Democrats Say GOP Will Use Medicare Trust Fund
"Seizing on" new budget figures that show that the federal government will need to spend Medicare payroll taxes in order to pay for defense, Democrats this week plan to "launch an assault" on President Bush's budget and tax policies, the Washington Post reports. The Bush administration is expected to announce Wednesday a projected FY 2001 budget surplus of about $158 billion. Excluding Social Security receipts, the surplus is $1 billion, down from the $125 billion projected earlier this year. Democrats this week will run town hall meetings, protests and "attack" ads, hoping to "make it appear that [President Bush] is breaking a pledge" that his budget would protect Medicare (Kessler, Washington Post, 8/19). "[The] surplus is all but evaporated, and now we are knocking on the door of raiding the Medicare and Social Security trust funds," Sen. Richard Durbin (D-Ill.) said on CNN's "Late Edition" Sunday. House Minority Leader Dick Gephardt (D-Mo.) said on NBC's "Meet the Press" Sunday, "We said at the time the tax cut passed that ... it would cause us to go into Social Security and Medicare, and that's what's happening right now." Gephardt said he could support reducing spending for domestic programs, including health care, in order to "keep out of Social Security and Medicare" (Price, Washington Times, 8/20).

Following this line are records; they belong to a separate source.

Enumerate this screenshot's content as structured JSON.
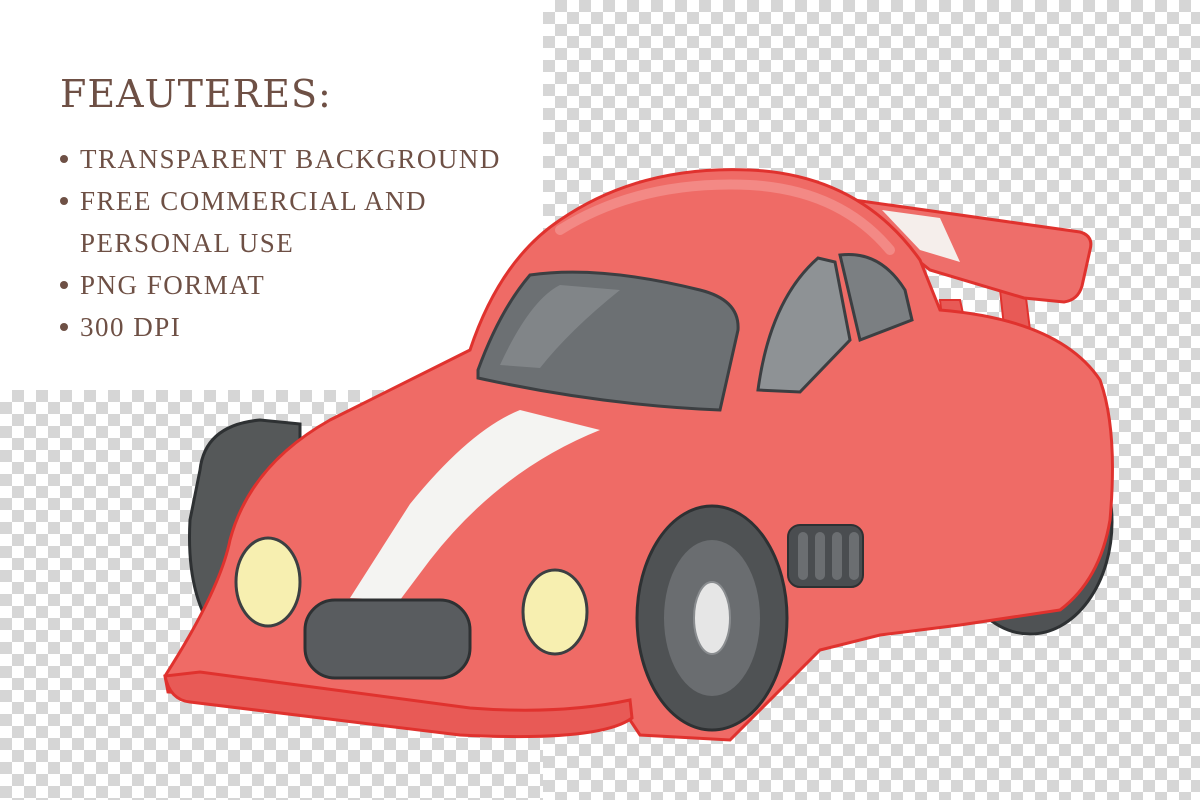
{
  "title": "FEAUTERES:",
  "features": [
    {
      "line1": "TRANSPARENT BACKGROUND",
      "line2": ""
    },
    {
      "line1": "FREE COMMERCIAL AND",
      "line2": "PERSONAL USE"
    },
    {
      "line1": "PNG FORMAT",
      "line2": ""
    },
    {
      "line1": "300 DPI",
      "line2": ""
    }
  ],
  "illustration": "red-race-car",
  "colors": {
    "text": "#6e5045",
    "car_body": "#ef6b66",
    "car_outline": "#e0322e",
    "stripe": "#f4f4f2",
    "tire": "#555555",
    "window": "#6c7073",
    "headlight": "#f7efb0"
  }
}
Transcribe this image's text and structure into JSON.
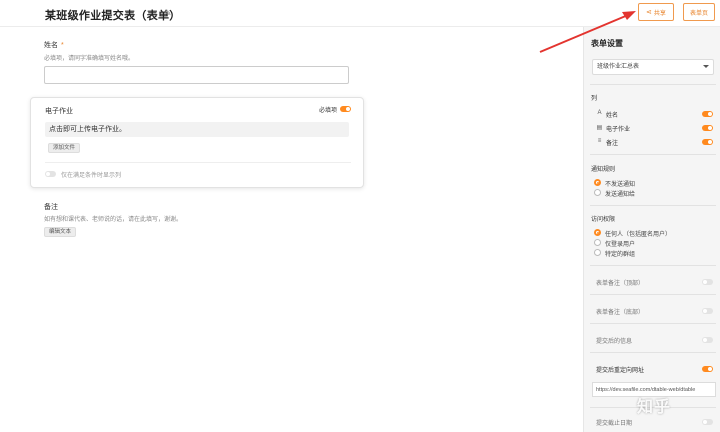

Bush administration officials "insisted" that the president would not use Medicare Part A or Social Security trust funds for spending increases or tax cuts (Holland, AP/Dallas Morning News, 8/19). Republicans "dismiss" the Democrats' charges as "scare tactic[s]." White House Budget Director Mitch Daniels called Democrats' criticism "all nonsense" (Washington Post, 8/20). On "Meet the Press" Sunday, Larry Lindsey, assistant to the president for economic policy, said that Bush's budget would "spen[d] every penny" of Medicare funds this year -- $175 billion in "mostly" payroll taxes and $22 billion in premiums -- in addition to $45 billion from the rest of the budget, in order to "keep the Medicare guarantee." He added, "I think that's a terrific tribute to the viability of the Medicare system" (NBC, "Meet the Press," 8/19). However, Republicans "privately concede they are nervous" about the public's response to news that the budget surplus "has plunged so quickly," the Post reports (Washington Post, 8/19).